If you are planning to grow your crop with the use of support netting for cucumbers, then you definitely would not want to end up planting the bush type. Although the bush variety does not really take too much space – they can only take up to three feet from the center (about nine square feet of total horizontal ground space) – they are not climbers. Therefore, there is no need for trellises if you are using this type.
The vining cucumber variety, on the other hand, can take up to three times that amount of ground space if allowed to grow and spread out on the ground soil. But, you can effectively and successfully grow your cucumbers in a space as small as one square foot if you are going to plant and train vertically.

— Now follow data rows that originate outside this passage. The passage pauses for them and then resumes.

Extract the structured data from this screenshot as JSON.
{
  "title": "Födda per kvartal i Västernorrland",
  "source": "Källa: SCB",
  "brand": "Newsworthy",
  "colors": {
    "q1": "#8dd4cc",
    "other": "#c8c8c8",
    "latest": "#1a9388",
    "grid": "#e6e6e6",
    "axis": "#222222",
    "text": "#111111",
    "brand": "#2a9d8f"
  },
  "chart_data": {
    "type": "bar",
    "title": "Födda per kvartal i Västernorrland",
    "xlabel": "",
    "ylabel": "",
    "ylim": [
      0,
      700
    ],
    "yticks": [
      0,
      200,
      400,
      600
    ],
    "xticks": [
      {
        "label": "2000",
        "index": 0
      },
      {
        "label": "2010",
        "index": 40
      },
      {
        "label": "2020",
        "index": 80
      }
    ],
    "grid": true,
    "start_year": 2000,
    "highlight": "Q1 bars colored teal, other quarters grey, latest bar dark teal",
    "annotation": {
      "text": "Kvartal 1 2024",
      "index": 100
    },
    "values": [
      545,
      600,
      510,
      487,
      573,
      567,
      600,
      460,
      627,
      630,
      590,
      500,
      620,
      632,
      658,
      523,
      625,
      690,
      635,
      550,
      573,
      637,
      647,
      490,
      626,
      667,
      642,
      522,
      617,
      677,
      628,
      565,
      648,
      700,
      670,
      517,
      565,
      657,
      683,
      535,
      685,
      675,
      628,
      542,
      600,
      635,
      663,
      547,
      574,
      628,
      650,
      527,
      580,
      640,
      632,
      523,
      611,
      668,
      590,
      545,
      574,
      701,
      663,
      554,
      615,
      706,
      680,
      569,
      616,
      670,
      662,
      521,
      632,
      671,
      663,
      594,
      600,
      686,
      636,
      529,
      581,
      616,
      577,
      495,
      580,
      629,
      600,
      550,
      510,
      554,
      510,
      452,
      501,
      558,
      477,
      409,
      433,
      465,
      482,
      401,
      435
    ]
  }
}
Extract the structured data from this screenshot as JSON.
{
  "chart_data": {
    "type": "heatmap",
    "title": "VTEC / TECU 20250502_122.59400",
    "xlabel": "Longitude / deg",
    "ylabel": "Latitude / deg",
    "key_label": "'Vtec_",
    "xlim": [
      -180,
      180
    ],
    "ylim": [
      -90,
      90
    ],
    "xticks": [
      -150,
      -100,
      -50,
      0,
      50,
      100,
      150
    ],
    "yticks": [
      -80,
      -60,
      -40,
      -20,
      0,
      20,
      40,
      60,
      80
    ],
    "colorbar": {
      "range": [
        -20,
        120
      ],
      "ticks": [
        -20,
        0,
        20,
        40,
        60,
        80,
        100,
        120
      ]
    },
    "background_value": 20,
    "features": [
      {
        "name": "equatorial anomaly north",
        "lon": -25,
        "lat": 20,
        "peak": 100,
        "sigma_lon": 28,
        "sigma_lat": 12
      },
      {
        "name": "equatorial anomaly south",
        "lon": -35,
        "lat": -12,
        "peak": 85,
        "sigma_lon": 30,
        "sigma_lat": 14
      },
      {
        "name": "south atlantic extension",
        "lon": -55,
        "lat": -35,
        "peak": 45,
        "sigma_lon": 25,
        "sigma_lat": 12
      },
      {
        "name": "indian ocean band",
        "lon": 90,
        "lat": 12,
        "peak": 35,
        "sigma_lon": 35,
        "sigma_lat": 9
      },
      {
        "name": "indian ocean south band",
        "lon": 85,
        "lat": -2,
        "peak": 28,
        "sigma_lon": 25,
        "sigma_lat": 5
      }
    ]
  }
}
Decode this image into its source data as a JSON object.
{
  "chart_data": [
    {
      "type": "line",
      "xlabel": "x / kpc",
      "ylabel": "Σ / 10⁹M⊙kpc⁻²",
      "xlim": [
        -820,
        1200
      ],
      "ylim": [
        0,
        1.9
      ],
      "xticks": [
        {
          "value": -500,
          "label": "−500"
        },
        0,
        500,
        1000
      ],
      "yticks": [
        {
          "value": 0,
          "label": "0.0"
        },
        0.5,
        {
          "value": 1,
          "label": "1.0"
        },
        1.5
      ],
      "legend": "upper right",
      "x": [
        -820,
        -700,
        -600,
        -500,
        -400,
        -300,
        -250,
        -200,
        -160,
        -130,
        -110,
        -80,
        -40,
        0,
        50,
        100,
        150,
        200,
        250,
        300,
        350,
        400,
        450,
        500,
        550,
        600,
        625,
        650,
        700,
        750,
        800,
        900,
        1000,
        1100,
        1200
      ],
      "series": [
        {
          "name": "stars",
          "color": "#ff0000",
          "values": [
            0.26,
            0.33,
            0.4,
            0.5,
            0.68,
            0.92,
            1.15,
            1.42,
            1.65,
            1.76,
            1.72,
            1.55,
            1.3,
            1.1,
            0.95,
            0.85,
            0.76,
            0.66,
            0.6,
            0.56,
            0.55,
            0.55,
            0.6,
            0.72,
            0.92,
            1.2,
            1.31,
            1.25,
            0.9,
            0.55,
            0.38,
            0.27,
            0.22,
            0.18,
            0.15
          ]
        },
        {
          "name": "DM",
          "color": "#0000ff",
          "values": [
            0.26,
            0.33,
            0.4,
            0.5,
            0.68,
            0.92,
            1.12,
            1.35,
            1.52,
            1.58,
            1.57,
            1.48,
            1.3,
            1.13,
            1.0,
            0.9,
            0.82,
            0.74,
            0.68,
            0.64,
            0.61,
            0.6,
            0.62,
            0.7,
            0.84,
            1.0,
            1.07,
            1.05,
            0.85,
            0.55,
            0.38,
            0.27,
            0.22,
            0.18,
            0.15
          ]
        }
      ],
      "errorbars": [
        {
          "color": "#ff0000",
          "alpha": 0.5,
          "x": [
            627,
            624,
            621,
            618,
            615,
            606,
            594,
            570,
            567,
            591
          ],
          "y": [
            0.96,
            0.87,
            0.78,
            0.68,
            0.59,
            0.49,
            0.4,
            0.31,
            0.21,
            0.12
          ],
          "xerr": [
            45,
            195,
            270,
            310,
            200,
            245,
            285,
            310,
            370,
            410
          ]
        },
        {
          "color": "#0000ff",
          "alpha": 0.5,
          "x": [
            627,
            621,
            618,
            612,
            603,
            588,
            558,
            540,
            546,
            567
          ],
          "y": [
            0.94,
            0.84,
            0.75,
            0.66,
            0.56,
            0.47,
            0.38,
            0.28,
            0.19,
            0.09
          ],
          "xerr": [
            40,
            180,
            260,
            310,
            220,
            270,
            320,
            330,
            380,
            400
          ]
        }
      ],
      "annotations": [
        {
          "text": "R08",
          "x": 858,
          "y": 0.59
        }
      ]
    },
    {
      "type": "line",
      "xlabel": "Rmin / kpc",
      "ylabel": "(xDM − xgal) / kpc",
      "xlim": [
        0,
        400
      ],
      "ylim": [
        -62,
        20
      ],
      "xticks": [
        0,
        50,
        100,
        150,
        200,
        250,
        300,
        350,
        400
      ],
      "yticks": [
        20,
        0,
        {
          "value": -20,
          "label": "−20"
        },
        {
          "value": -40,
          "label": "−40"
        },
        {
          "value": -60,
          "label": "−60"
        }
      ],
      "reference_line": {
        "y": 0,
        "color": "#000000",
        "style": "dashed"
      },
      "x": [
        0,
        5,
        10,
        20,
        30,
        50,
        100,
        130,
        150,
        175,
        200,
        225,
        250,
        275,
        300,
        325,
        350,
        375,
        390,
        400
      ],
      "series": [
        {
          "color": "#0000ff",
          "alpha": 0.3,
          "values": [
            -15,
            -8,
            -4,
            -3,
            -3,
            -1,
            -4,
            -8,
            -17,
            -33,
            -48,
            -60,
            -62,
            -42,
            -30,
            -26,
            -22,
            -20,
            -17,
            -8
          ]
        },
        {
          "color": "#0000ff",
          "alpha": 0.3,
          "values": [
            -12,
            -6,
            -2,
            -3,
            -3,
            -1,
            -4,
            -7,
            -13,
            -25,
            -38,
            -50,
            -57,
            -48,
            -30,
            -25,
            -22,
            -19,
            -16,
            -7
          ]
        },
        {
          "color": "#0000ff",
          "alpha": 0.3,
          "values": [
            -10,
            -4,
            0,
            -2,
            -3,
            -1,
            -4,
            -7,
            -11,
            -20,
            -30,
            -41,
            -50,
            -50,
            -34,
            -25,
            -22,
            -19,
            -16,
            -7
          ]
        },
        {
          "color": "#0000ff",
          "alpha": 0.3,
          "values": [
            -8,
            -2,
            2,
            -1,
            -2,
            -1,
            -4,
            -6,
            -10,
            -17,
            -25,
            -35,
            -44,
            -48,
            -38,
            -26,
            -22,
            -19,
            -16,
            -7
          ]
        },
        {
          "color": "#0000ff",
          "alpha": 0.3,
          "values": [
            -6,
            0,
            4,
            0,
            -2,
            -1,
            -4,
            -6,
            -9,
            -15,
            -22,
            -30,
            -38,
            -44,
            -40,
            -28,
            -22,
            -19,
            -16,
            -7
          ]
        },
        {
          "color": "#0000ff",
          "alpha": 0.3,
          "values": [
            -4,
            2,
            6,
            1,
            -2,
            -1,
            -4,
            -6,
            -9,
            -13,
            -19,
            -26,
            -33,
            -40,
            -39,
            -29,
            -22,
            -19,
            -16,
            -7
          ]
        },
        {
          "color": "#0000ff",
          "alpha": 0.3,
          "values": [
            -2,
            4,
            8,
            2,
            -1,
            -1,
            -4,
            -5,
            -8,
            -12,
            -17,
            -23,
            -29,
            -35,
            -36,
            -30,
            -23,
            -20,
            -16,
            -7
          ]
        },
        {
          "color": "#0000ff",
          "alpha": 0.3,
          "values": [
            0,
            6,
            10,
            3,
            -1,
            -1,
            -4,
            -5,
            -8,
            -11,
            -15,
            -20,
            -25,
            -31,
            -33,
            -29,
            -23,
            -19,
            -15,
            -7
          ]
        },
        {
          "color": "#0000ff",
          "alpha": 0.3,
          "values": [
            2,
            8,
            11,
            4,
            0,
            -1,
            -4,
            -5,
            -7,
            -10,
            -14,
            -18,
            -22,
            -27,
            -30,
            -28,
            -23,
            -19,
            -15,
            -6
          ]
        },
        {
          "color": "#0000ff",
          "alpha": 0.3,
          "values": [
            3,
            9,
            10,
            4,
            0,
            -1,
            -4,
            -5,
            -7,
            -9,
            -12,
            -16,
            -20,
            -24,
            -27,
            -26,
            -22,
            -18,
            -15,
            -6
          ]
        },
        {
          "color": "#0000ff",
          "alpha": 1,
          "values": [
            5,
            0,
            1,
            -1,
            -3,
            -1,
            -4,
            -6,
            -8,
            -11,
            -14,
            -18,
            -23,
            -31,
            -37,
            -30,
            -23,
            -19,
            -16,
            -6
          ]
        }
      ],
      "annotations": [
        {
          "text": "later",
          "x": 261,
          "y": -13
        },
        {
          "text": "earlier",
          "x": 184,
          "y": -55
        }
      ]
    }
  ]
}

How Tall Should the Trellises Be
The height of your trellis for support netting for cucumbers should depend on your ground space availability. You can go for the low netting support that can measure from three to five feet high. Most farmers successfully grow their crops this way. If you are really short on space on the ground, you would be better off using nettings higher than five feet tall.
Additional Tips in Cucumber Farming
Aside from support netting for cucumbers, using the Screen of Green (SCROG) method is also good for growing cucumbers. This method allows you full control of the entire training process, while it also provides the plants with maximum benefits.
It is always good to start out in growing cucumbers with the netting structure ready in place before you transplant the seedlings around the trellis. This is the best way to go to avoid damaging the roots.
If you are growing your cucumbers in containers, you should use a planting pot with the size of at least – this will allow for more root room.
Cucumbers climb through tendrils, which are specialized and touch-sensitive leaves that tightly wrap around any object they get in contact with. If the vines seem unwilling to climb you should check the latticework. Chances are they are very far apart or that the individual bars are too wide and the tendrils cannot grasp.